If I’m going to do this, and if I’m going to keep writing healing posts, if I’m going to step all the way into my story, then it can’t be a secret. I have to own it. I have to go there. There is a lot of fear that comes with this vulnerability. There is a part of me that would prefer to keep my secret self safe and free from scrutiny or critique. There is a larger, louder part that is demanding recognition.
Buckle up, buttercup. It’s about to get weird.
Today’s prompt is from visionary, author and speaker, Krista Tippet. Krista asks:
What is your vocation, your sense of callings as a human being at this point in your life, both in and beyond job and title?
I’ve always had a strange mix of things that attracted me. I wanted to be an astronaut, a college professor, a marine biologist. I wanted to be a rock star, an actor, an author. I wanted to be a diplomat, a linguist, a traveler. Lately, I’ve explored the desire to be a docent, a student, a scholar. What I am is a storyteller, a healer, a catalyst.
To really understand this calling, you need to read this excerpt from the introduction of Martin Prechtel’s The Disobedience of the Daughter of the Sun.
There are stories, other stories and still different stories; there are myths, legends, fairy tales, folk tales, and many others. …this story and others like it are not regular stories. They are not the easy stories; they are not folktales. Perhaps they are mythological, but on the other hand, they’re not that either. They are the special stories.
What can be said about them is that they are alive, and being alive they are not just told at any time, but only in the dark.

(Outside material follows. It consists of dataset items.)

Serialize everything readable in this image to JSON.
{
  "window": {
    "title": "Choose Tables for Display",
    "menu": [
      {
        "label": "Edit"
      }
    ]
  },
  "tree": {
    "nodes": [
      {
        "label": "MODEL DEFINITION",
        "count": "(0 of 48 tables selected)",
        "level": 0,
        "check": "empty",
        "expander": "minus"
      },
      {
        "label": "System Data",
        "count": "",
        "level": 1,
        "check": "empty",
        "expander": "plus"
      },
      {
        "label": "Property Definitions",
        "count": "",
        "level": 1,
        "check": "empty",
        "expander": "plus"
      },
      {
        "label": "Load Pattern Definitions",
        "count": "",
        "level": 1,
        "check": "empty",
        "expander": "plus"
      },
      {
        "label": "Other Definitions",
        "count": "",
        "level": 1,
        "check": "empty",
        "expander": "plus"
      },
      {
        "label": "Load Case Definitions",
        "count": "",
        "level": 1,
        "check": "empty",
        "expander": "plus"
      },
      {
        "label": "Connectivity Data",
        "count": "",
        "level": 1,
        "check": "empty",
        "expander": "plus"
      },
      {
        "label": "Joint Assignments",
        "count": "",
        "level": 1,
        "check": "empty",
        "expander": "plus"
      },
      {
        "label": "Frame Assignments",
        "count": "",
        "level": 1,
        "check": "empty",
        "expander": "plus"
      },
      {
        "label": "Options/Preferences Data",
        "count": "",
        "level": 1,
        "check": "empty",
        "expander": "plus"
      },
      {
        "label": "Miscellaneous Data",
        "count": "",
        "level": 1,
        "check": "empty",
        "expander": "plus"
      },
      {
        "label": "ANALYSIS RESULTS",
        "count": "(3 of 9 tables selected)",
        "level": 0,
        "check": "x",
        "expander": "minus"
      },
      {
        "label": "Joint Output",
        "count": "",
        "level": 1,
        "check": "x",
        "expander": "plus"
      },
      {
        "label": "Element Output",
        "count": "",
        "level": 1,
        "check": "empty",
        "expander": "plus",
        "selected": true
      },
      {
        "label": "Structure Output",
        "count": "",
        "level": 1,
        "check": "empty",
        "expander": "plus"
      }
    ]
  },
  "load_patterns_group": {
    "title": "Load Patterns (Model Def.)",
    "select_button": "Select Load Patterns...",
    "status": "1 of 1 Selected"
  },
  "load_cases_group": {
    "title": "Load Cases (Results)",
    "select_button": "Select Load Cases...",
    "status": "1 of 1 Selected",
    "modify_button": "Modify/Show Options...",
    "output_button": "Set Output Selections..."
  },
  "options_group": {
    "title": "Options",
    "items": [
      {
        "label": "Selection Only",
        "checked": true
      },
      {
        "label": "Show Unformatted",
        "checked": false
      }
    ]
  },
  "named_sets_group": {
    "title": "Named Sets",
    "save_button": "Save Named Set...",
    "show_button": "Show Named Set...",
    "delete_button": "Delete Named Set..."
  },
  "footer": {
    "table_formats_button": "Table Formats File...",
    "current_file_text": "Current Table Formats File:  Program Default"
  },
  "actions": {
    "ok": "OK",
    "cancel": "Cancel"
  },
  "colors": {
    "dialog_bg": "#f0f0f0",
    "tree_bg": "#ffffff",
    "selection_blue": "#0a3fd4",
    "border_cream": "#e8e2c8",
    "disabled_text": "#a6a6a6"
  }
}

Though everyone by a certain age knows a version of these living stories, only certain people, those accepted storytellers, can tell them and will admit to their knowledge of them, for it is in the telling only that these stories live, and being ancient, big and hungry, they must be brought alive well.
Another thing we could say is that these stories are from the other world, the invisible world, the world of life-giving spirit out of which these types of stories come clicking and clanking as bare bony frames of themselves until the storyteller the “word maker” Bney Tzii, refleshes each story, “re-membering” it back to life using the everyday life of the village world to dress the bones.
What is my True Calling?
I’m a Storyteller. I remember the big, hungry stories. And they remember me.